The 3-year-old black and gray tabby was one of countless pets lost in the wake of September’s Valley fire.

On Super Bowl Sunday, “everyone was watching,” Brokaw said, but it wasn’t the game he was referring to, it was a trap near a home with a cat feeding station set up by Cobb Cat Rescue volunteers.

By then he’d already given up hope of ever finding Ginger, but found out through Facebook that a cat who fit her description had been frequenting the station, roughly 3 miles from where Brokaw’s home, destroyed by the blaze along with the rest of his neighborhood, once stood.

Though the Panthers ultimately lost the big game, Brokaw still celebrated a feline victory when the cat believed to be Ginger was finally captured that night.

“I ran right over there and sure enough it was unmistakably my cat,” he said.

Now that Ginger is back, Brokaw said she lets him pet her for longer periods of time, and though she was once a “squeaker” with hardly any voice she now has full throated meow.

Jennifer Tenneson of Middletown Animal Hospital said personality changes in a cat who’s been separated or experienced trauma are common. Adding that she’d be more surprised if Ginger didn’t act differently.

“Any changes in a cat’s environment can cause stress,” she said. “A lot can act a little different, freaked out a little while.”

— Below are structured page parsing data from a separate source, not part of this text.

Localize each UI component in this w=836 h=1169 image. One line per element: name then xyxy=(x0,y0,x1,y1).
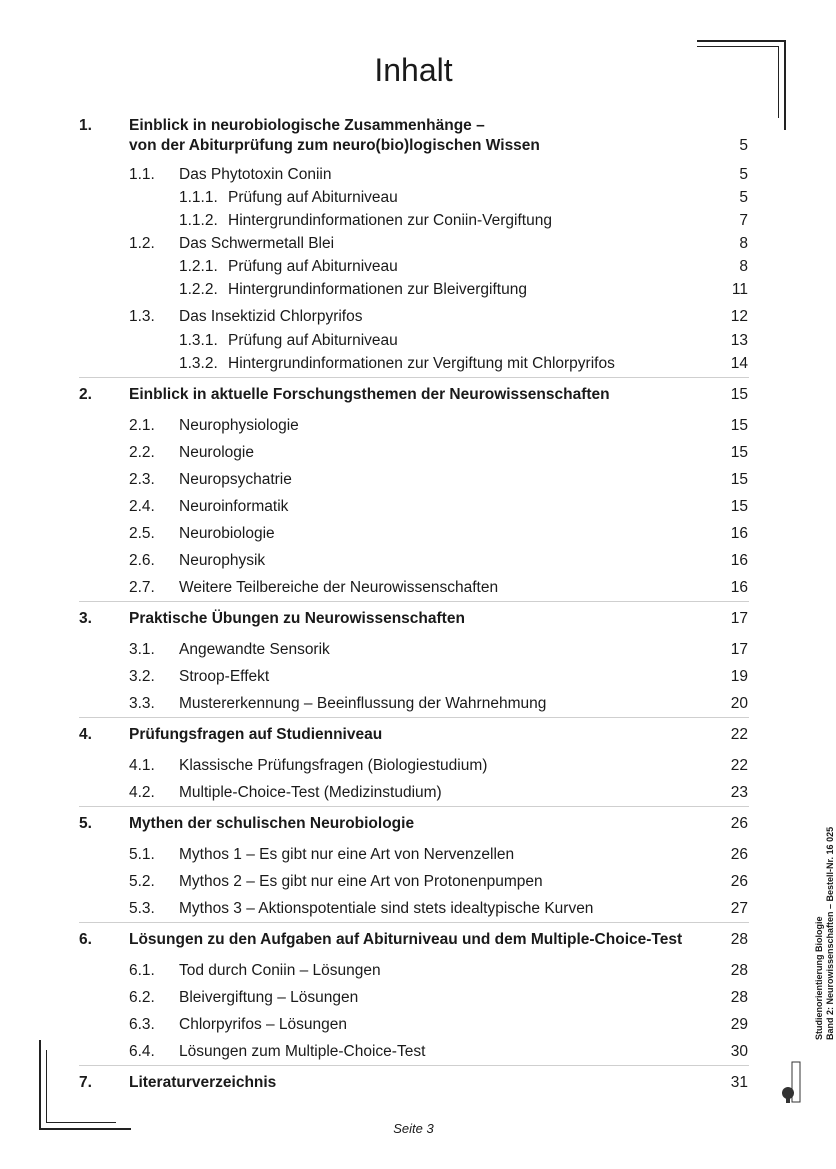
toc-number: 1.3. xyxy=(129,308,155,325)
toc-page-number: 26 xyxy=(730,846,748,863)
toc-page-number: 16 xyxy=(730,552,748,569)
toc-title: Neuropsychatrie xyxy=(179,471,292,488)
toc-number: 1.1. xyxy=(129,166,155,183)
toc-subsection xyxy=(0,354,827,374)
toc-title: Prüfung auf Abiturniveau xyxy=(228,189,398,206)
toc-title: Mythen der schulischen Neurobiologie xyxy=(129,815,415,832)
toc-number: 5.3. xyxy=(129,900,155,917)
toc-section xyxy=(0,694,827,714)
toc-number: 6.4. xyxy=(129,1043,155,1060)
toc-chapter xyxy=(0,1073,827,1093)
toc-title: Mythos 3 – Aktionspotentiale sind stets idealtypische Kurven xyxy=(179,900,594,917)
section-separator xyxy=(79,717,749,718)
toc-title: Chlorpyrifos – Lösungen xyxy=(179,1016,348,1033)
toc-subsection xyxy=(0,188,827,208)
toc-title: Mythos 2 – Es gibt nur eine Art von Protonenpumpen xyxy=(179,873,543,890)
toc-title: Lösungen zu den Aufgaben auf Abiturniveau und dem Multiple-Choice-Test xyxy=(129,931,683,948)
toc-title: Mustererkennung – Beeinflussung der Wahrnehmung xyxy=(179,695,547,712)
toc-section xyxy=(0,640,827,660)
toc-number: 6.2. xyxy=(129,989,155,1006)
side-label-series: Studienorientierung Biologie xyxy=(814,916,824,1040)
toc-number: 1. xyxy=(79,117,92,134)
toc-section xyxy=(0,443,827,463)
toc-number: 2.7. xyxy=(129,579,155,596)
toc-section xyxy=(0,470,827,490)
toc-chapter xyxy=(0,725,827,745)
toc-page-number: 15 xyxy=(730,417,748,434)
toc-section xyxy=(0,667,827,687)
toc-page-number: 14 xyxy=(730,355,748,372)
toc-chapter xyxy=(0,116,827,154)
section-separator xyxy=(79,922,749,923)
toc-chapter xyxy=(0,930,827,950)
section-separator xyxy=(79,377,749,378)
toc-page-number: 16 xyxy=(730,579,748,596)
toc-section xyxy=(0,578,827,598)
toc-title: Neurophysik xyxy=(179,552,266,569)
toc-title: Angewandte Sensorik xyxy=(179,641,330,658)
toc-number: 2.1. xyxy=(129,417,155,434)
toc-number: 1.2. xyxy=(129,235,155,252)
toc-section xyxy=(0,872,827,892)
toc-title: Das Schwermetall Blei xyxy=(179,235,335,252)
toc-title: Klassische Prüfungsfragen (Biologiestudium) xyxy=(179,757,488,774)
toc-section xyxy=(0,307,827,327)
publisher-logo-icon xyxy=(780,1060,802,1104)
toc-chapter xyxy=(0,609,827,629)
toc-page-number: 8 xyxy=(739,258,748,275)
toc-title: Einblick in neurobiologische Zusammenhänge – xyxy=(129,117,485,134)
page-title: Inhalt xyxy=(374,52,453,88)
toc-page-number: 16 xyxy=(730,525,748,542)
toc-subsection xyxy=(0,257,827,277)
toc-number: 3.3. xyxy=(129,695,155,712)
toc-title: Einblick in aktuelle Forschungsthemen der Neurowissenschaften xyxy=(129,386,610,403)
toc-page-number: 26 xyxy=(730,815,748,832)
toc-number: 1.2.1. xyxy=(179,258,218,275)
toc-number: 7. xyxy=(79,1074,92,1091)
toc-page-number: 5 xyxy=(739,137,748,154)
toc-page-number: 26 xyxy=(730,873,748,890)
toc-page-number: 15 xyxy=(730,498,748,515)
toc-page-number: 22 xyxy=(730,726,748,743)
toc-page-number: 27 xyxy=(730,900,748,917)
toc-page-number: 23 xyxy=(730,784,748,801)
toc-number: 3. xyxy=(79,610,92,627)
toc-section xyxy=(0,756,827,776)
toc-number: 4.1. xyxy=(129,757,155,774)
toc-page-number: 17 xyxy=(730,641,748,658)
toc-title: Hintergrundinformationen zur Coniin-Vergiftung xyxy=(228,212,552,229)
toc-number: 1.3.2. xyxy=(179,355,218,372)
toc-page-number: 22 xyxy=(730,757,748,774)
toc-page-number: 17 xyxy=(730,610,748,627)
toc-title: Literaturverzeichnis xyxy=(129,1074,277,1091)
toc-title: Neurophysiologie xyxy=(179,417,299,434)
toc-number: 2.3. xyxy=(129,471,155,488)
toc-number: 1.1.1. xyxy=(179,189,218,206)
toc-page-number: 28 xyxy=(730,989,748,1006)
toc-number: 1.2.2. xyxy=(179,281,218,298)
toc-title: Das Phytotoxin Coniin xyxy=(179,166,332,183)
toc-number: 2.5. xyxy=(129,525,155,542)
toc-title: Lösungen zum Multiple-Choice-Test xyxy=(179,1043,426,1060)
toc-number: 4. xyxy=(79,726,92,743)
toc-page-number: 13 xyxy=(730,332,748,349)
toc-number: 1.1.2. xyxy=(179,212,218,229)
toc-title: Hintergrundinformationen zur Bleivergiftung xyxy=(228,281,527,298)
section-separator xyxy=(79,1065,749,1066)
toc-number: 3.1. xyxy=(129,641,155,658)
publisher-side-label xyxy=(814,790,836,1040)
toc-number: 1.3.1. xyxy=(179,332,218,349)
toc-subsection xyxy=(0,211,827,231)
toc-number: 5.2. xyxy=(129,873,155,890)
toc-page-number: 11 xyxy=(731,281,748,298)
toc-title: Tod durch Coniin – Lösungen xyxy=(179,962,381,979)
toc-title: Stroop-Effekt xyxy=(179,668,270,685)
toc-page-number: 12 xyxy=(730,308,748,325)
toc-section xyxy=(0,988,827,1008)
toc-page-number: 15 xyxy=(730,386,748,403)
section-separator xyxy=(79,601,749,602)
toc-title: Prüfung auf Abiturniveau xyxy=(228,258,398,275)
toc-section xyxy=(0,1042,827,1062)
toc-title: Das Insektizid Chlorpyrifos xyxy=(179,308,363,325)
toc-section xyxy=(0,551,827,571)
toc-section xyxy=(0,234,827,254)
toc-section xyxy=(0,524,827,544)
toc-title: Bleivergiftung – Lösungen xyxy=(179,989,359,1006)
toc-title: Neurologie xyxy=(179,444,254,461)
toc-number: 2.2. xyxy=(129,444,155,461)
toc-number: 2. xyxy=(79,386,92,403)
toc-page-number: 15 xyxy=(730,444,748,461)
toc-page-number: 19 xyxy=(730,668,748,685)
toc-chapter xyxy=(0,814,827,834)
toc-number: 3.2. xyxy=(129,668,155,685)
toc-title: Prüfungsfragen auf Studienniveau xyxy=(129,726,383,743)
toc-number: 4.2. xyxy=(129,784,155,801)
toc-page-number: 5 xyxy=(739,189,748,206)
toc-page-number: 30 xyxy=(730,1043,748,1060)
toc-title: Neuroinformatik xyxy=(179,498,289,515)
toc-subsection xyxy=(0,280,827,300)
toc-title-continued: von der Abiturprüfung zum neuro(bio)logischen Wissen xyxy=(129,137,540,154)
side-label-volume: Band 2: Neurowissenschaften – Bestell-Nr. 16 025 xyxy=(825,826,835,1040)
toc-title: Multiple-Choice-Test (Medizinstudium) xyxy=(179,784,442,801)
toc-number: 2.4. xyxy=(129,498,155,515)
toc-section xyxy=(0,899,827,919)
toc-section xyxy=(0,783,827,803)
toc-page-number: 8 xyxy=(739,235,748,252)
section-separator xyxy=(79,806,749,807)
toc-title: Weitere Teilbereiche der Neurowissenschaften xyxy=(179,579,499,596)
toc-number: 6.1. xyxy=(129,962,155,979)
toc-page-number: 15 xyxy=(730,471,748,488)
toc-page-number: 29 xyxy=(730,1016,748,1033)
toc-title: Mythos 1 – Es gibt nur eine Art von Nervenzellen xyxy=(179,846,515,863)
toc-section xyxy=(0,961,827,981)
toc-number: 5.1. xyxy=(129,846,155,863)
toc-page-number: 31 xyxy=(730,1074,748,1091)
toc-section xyxy=(0,1015,827,1035)
toc-page-number: 28 xyxy=(730,931,748,948)
toc-page-number: 20 xyxy=(730,695,748,712)
toc-title: Neurobiologie xyxy=(179,525,275,542)
toc-page-number: 28 xyxy=(730,962,748,979)
toc-page-number: 5 xyxy=(739,166,748,183)
toc-number: 2.6. xyxy=(129,552,155,569)
toc-number: 6.3. xyxy=(129,1016,155,1033)
toc-section xyxy=(0,416,827,436)
toc-section xyxy=(0,845,827,865)
toc-section xyxy=(0,497,827,517)
toc-title: Praktische Übungen zu Neurowissenschaften xyxy=(129,610,465,627)
toc-subsection xyxy=(0,331,827,351)
toc-page-number: 7 xyxy=(739,212,748,229)
page-number: Seite 3 xyxy=(393,1121,434,1136)
toc-title: Prüfung auf Abiturniveau xyxy=(228,332,398,349)
toc-section xyxy=(0,165,827,185)
toc-chapter xyxy=(0,385,827,405)
toc-number: 5. xyxy=(79,815,92,832)
toc-number: 6. xyxy=(79,931,92,948)
toc-title: Hintergrundinformationen zur Vergiftung mit Chlorpyrifos xyxy=(228,355,615,372)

Ginger’s more affectionate nature isn’t as common though, Tenneson said more often cats become withdrawn. A cat’s attachment to the owner, however, can play a major role in how he or she reacts. The new found closeness between Brokaw and Ginger highlights pair’s bond before being separated.

Finding Facebook

Brokaw wasn’t a member of Facebook before the fire, and it was the cat rescue efforts that prompted him to join the social networking site, which he now calls an “invaluable tool.”

Volunteers have used Facebook as a resource to connect with pet owners, posting on various pages with thousands of members created to reunite them with their animals lost after the fire. There’s The Valley Forest Fire Lost And Found Pets Group, Valley Fire — Lake County Lost or Found Pets and Valley Fire Pet Find where Cobb Cat Rescue volunteers have posted updates about their efforts including photos of cats they have seen or trapped.

To the rescue

Led by Haji Warf, the Cobb Cat Rescue team consists of about a dozen people who have gone out on an almost daily basis to try and locate cats lost after the Valley fire.

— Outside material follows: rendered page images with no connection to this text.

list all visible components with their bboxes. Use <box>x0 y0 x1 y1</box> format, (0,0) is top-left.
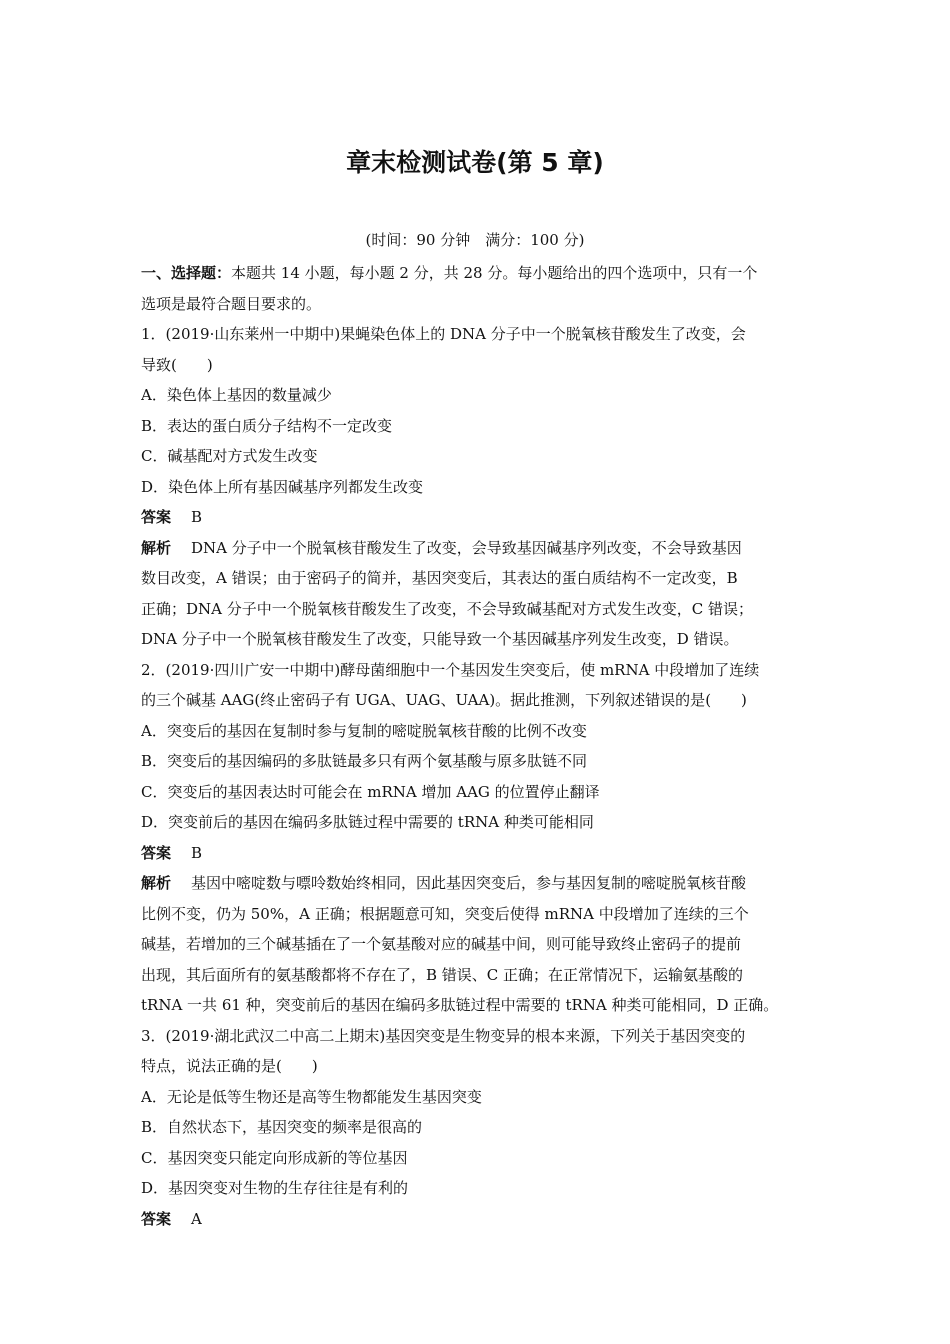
q2-answer-value: B <box>191 843 203 862</box>
q1-option-d: D．染色体上所有基因碱基序列都发生改变 <box>141 477 424 496</box>
q3-option-d: D．基因突变对生物的生存往往是有利的 <box>141 1179 409 1197</box>
q1-analysis-line: 数目改变，A 错误；由于密码子的简并，基因突变后，其表达的蛋白质结构不一定改变，B <box>141 569 738 587</box>
q3-stem-cont: 特点，说法正确的是( ) <box>141 1057 318 1075</box>
q2-answer <box>141 838 813 869</box>
q2-analysis-line: 基因中嘧啶数与嘌呤数始终相同，因此基因突变后，参与基因复制的嘧啶脱氧核苷酸 <box>191 874 747 892</box>
section-text-cont: 选项是最符合题目要求的。 <box>141 294 322 313</box>
q2-analysis-line: 碱基，若增加的三个碱基插在了一个氨基酸对应的碱基中间，则可能导致终止密码子的提前 <box>141 935 742 953</box>
q2-stem-cont: 的三个碱基 AAG(终止密码子有 UGA、UAG、UAA)。据此推测，下列叙述错误的是( ) <box>141 691 747 709</box>
answer-label: 答案 <box>141 508 172 526</box>
q3-option-c: C．基因突变只能定向形成新的等位基因 <box>141 1148 408 1167</box>
q1-analysis-line: DNA 分子中一个脱氧核苷酸发生了改变，只能导致一个基因碱基序列发生改变，D 错误。 <box>141 630 739 648</box>
q2-analysis-line: 比例不变，仍为 50%，A 正确；根据题意可知，突变后使得 mRNA 中段增加了连续的三个 <box>141 904 749 923</box>
q1-analysis-line: 正确；DNA 分子中一个脱氧核苷酸发生了改变，不会导致碱基配对方式发生改变，C 错误； <box>141 599 754 618</box>
q2-option-d: D．突变前后的基因在编码多肽链过程中需要的 tRNA 种类可能相同 <box>141 813 594 831</box>
q1-answer-value: B <box>191 508 203 526</box>
answer-label: 答案 <box>141 843 172 862</box>
q2-option-b: B．突变后的基因编码的多肽链最多只有两个氨基酸与原多肽链不同 <box>141 752 588 770</box>
section-heading <box>141 258 813 289</box>
section-label: 一、选择题： <box>141 264 232 282</box>
q2-analysis-line: 出现，其后面所有的氨基酸都将不存在了，B 错误、C 正确；在正常情况下，运输氨基酸的 <box>141 965 744 984</box>
q1-stem-cont: 导致( ) <box>141 355 213 374</box>
q3-answer <box>141 1204 813 1235</box>
section-text: 本题共 14 小题，每小题 2 分，共 28 分。每小题给出的四个选项中，只有一个 <box>231 264 758 282</box>
q2-analysis <box>141 868 813 899</box>
q3-stem: 3．(2019·湖北武汉二中高二上期末)基因突变是生物变异的根本来源，下列关于基因突变的 <box>141 1026 746 1045</box>
answer-label: 答案 <box>141 1209 172 1228</box>
q2-stem: 2．(2019·四川广安一中期中)酵母菌细胞中一个基因发生突变后，使 mRNA 中段增加了连续 <box>141 660 760 679</box>
q1-option-c: C．碱基配对方式发生改变 <box>141 447 318 465</box>
q1-stem: 1．(2019·山东莱州一中期中)果蝇染色体上的 DNA 分子中一个脱氧核苷酸发生了改变，会 <box>141 325 746 343</box>
exam-meta: (时间：90 分钟 满分：100 分) <box>365 231 585 249</box>
q2-option-c: C．突变后的基因表达时可能会在 mRNA 增加 AAG 的位置停止翻译 <box>141 782 600 801</box>
q1-answer <box>141 502 813 533</box>
q3-answer-value: A <box>191 1209 202 1228</box>
q1-option-a: A．染色体上基因的数量减少 <box>141 386 332 404</box>
q1-analysis-line: DNA 分子中一个脱氧核苷酸发生了改变，会导致基因碱基序列改变，不会导致基因 <box>191 538 742 557</box>
document-body <box>141 258 813 1234</box>
q1-analysis <box>141 533 813 564</box>
analysis-label: 解析 <box>141 538 172 557</box>
analysis-label: 解析 <box>141 874 172 892</box>
q2-option-a: A．突变后的基因在复制时参与复制的嘧啶脱氧核苷酸的比例不改变 <box>141 721 587 740</box>
q2-analysis-line: tRNA 一共 61 种，突变前后的基因在编码多肽链过程中需要的 tRNA 种类可能相同，D 正确。 <box>141 996 779 1014</box>
q3-option-b: B．自然状态下，基因突变的频率是很高的 <box>141 1118 423 1136</box>
q3-option-a: A．无论是低等生物还是高等生物都能发生基因突变 <box>141 1087 482 1106</box>
q1-option-b: B．表达的蛋白质分子结构不一定改变 <box>141 416 393 435</box>
page-title: 章末检测试卷(第 5 章) <box>346 148 604 177</box>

At the peak of their work volunteers had about 24 traps set out in the most devastated areas. Warf said they have captured about 30 cats, which they’ve taken to Wasson Memorial Clinic for checkups and hopefully a reunion with their owners.

Brokaw saw a Cobb Cat Rescue flyer at a coffee shop and decided to join the volunteers and Facebook, “without any expectations of catching my cat,” he said. “I just had to participate in the greater effort of cat trapping.”

He recalls his first outing with the group. It was around dusk when they set out to find lost pets.

“The very first day we started catching cats,” Brokaw said. “The first experience was just a great feeling, it didn’t matter that it wasn’t my cat.”

In the days and weeks after the fire, Warf and volunteers were out hours during the day and well into the night trying to safely capture cats, as many as five in one outing. Warf, an Upper Lake resident, could count on her fingers how many times she’d been on Cobb Mountain before the fire. Now, she knows parts of it like the back of her hand.

Volunteers will continue to watch and man the feeding stations until April, when the temporary suspension of a county ordinance, granted by the board of supervisors in October, that forbids feeding community cats will end.

Though things have slowed down since the group formed after the fire, Cobb Cat Rescue still has seven traps out and four feeding stations at volunteers’ homes, where they can be regularly monitored.

“People are still desperate,” Warf said. “It’s five months later and people are still looking for their cats.”

Brokaw believes his experience should give other people hope their cats are still out there in the wild, and that a reunion is still possible thanks to dedicated volunteers.